The 3-D printer being used by astronauts on the International Space Station recently reached its second big milestone—it was employed to print a usable tool after a data file was uploaded from Earth that gave the printer the specifications and directions for how to produce the tool.
The astronauts created a working ratchet wrench using the printer, which manufactured the tool in the weightlessness of space as yet another test to see how such processes work in space, according to a recent post on the Made In Space Website. Made In Space, which designed and built the 3D printer in partnership with NASA, the Marshall Space Flight Center and other organizations, arrived at the ISS in September as part of a resupply mission.

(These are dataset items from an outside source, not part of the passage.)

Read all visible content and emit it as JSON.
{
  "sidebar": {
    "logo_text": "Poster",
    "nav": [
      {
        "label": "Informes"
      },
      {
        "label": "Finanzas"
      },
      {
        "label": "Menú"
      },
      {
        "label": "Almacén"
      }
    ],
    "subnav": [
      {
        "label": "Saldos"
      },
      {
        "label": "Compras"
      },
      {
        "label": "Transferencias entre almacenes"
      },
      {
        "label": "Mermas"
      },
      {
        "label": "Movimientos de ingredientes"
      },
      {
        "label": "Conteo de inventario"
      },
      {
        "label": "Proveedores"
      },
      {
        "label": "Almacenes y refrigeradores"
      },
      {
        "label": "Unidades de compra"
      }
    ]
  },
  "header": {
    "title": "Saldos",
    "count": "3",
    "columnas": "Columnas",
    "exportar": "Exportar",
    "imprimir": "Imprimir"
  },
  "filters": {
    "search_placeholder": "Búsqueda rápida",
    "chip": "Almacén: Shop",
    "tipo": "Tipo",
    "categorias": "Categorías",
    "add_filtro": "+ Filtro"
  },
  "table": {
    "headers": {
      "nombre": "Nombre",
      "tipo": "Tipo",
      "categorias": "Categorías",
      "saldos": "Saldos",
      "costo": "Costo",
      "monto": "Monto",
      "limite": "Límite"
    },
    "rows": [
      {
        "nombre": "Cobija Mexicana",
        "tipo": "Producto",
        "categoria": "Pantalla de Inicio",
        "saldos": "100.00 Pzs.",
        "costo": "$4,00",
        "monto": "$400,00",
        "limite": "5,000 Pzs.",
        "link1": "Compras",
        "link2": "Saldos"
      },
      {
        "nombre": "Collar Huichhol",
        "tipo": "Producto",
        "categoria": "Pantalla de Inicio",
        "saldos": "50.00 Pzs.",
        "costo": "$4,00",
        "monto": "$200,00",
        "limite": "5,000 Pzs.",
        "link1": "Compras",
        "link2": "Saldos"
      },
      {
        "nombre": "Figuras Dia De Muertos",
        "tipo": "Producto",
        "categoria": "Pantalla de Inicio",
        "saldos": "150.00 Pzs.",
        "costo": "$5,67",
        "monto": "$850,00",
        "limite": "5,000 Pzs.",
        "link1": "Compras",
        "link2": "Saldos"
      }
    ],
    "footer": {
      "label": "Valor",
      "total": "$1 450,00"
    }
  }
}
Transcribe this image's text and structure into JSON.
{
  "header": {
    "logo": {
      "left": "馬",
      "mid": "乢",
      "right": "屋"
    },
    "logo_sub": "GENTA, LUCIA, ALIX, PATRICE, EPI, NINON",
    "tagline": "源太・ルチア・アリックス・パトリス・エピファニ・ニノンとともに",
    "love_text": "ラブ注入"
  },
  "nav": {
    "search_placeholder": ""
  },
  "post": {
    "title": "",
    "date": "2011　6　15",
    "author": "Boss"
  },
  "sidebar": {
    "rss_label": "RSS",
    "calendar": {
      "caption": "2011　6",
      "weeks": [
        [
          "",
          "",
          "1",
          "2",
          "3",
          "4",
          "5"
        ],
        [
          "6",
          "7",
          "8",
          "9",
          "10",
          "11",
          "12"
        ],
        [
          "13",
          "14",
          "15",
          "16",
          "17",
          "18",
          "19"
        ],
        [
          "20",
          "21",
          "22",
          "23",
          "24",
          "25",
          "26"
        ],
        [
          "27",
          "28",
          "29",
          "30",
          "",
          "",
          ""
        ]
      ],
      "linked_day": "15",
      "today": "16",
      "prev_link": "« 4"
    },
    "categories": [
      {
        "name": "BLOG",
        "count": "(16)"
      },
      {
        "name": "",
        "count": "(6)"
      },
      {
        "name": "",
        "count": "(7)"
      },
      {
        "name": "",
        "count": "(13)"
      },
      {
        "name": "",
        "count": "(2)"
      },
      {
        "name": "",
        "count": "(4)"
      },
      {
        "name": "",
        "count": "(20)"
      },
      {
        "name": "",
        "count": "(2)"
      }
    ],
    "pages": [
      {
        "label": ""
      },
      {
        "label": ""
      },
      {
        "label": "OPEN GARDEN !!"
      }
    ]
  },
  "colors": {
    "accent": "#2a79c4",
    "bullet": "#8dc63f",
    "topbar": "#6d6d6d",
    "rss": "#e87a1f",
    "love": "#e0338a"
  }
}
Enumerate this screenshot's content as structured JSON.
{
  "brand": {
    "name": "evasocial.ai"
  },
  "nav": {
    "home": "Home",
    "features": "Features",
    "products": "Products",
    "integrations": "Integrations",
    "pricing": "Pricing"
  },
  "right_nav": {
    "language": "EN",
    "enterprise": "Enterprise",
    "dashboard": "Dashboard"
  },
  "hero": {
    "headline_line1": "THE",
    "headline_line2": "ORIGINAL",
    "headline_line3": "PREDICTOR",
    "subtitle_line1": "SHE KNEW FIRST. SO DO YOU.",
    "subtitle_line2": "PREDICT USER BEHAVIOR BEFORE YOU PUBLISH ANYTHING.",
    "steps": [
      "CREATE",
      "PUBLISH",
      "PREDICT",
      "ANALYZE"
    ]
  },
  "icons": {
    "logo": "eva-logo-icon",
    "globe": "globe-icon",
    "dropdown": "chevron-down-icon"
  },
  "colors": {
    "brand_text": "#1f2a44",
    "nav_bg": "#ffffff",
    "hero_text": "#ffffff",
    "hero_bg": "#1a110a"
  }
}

The ratchet wrench is being called the first “uplink tool” of the ISS mission because it was created after the needed data file was transmitted up to the station using radio waves. “The ‘uplink’ is the way we communicate with the ISS crew using a transmitting frequency from Earth to the International Space Station,” the post explained. “Therefore, an uplink tool refers to a tool design that was transmitted to the space station via the uplink and manufactured on-demand in space.”
The ratchet wrench took four hours to produce using the Zero-G 3D Printer that is being used on the mission. The tool was designed, qualified, tested and printed in space in less than a week, according to Made In Space.
The design for the ratchet came from Made In Space engineer Noah Paul-Gin, who designed it using Autodesk Inventor software. “During the rapid prototyping process, Noah realized that rounded edges and finger grooves on the handle would make the tool more ergonomic and improve the grip,” the post explained. “The ratchet was designed as one print with moveable parts without any support material. The parts and mechanisms of the ratchet had to be enclosed to prevent pieces from floating in the microgravity environment.”
After the design was finalized, it was checked for safety by NASA and then a file containing the design was emailed to the ISS laptop connected to the Zero-G Printer. “Once the design of the ratchet was uplinked to the space station, Made In Space engineers conducted a checksum to verify that the file was uploaded correctly before ultimately sending the command to initiate the print,” the post said.
In February 2015, the ratchet that was produced in space on the 3D printer will be brought back to Earth with a returning crew so that it can be inspected and compared with the same part produced on a 3D printer on Earth to see if they differ in details, size or any other characteristics
In November, the 3D printer on the ISS produced the first part ever created in space using the technology when it manufactured a faceplate that could be used on the printer itself, according to an earlier eWEEK report. That feat was a milestone because it proved that 3D printing is viable in space, adding flexibility for future missions that might require spare parts that no one had bothered to bring from Earth.
The first 3D-printed part on the ISS was produced after commands were sent up to the printer by NASA engineers on Nov. 24. The faceplate, which is for a component of the printer called the extruder, was “printed” through a process called additive manufacturing, which heats a relatively low-temperature plastic filament and pushes it out, or extrudes it, one layer at a time, to build the part in 3D form.
The experiment demonstrated that the printer can make replacement parts in space, which is a huge capability for the space agency and future missions, particularly those that would go farther into space than humans have ever traveled before, such as Mars. The farther a mission travels, the more vehicle weight can be an engineering challenge, making it tougher to carry lots of spare parts. If a 3D printer could be counted on to print needed parts in space on such missions, it could lessen such weight and bulk challenges, according to NASA.
Today, the global 3D printing business is a $2.2 billion market that continues to grow, according to figures from Lux Research.
Worldwide shipments of 3D printers are expected to double in 2015 to 217, 350 units, up from 108,151 in 2014, according to figure released Oct. 27 by Gartner. Those figures include consumer and enterprise-grade devices.
3D printing has been around for almost 30 years, used by a wide range of product manufacturers, aerospace companies and others to quickly design and produce prototypes, molds, one-off parts and more without having to invest lots of money and time. But in the last five years, 3D printing has been growing much faster as enterprises of all sizes find out they can buy a device for as little as $500 and begin trying out new ideas they never dreamed of in the past.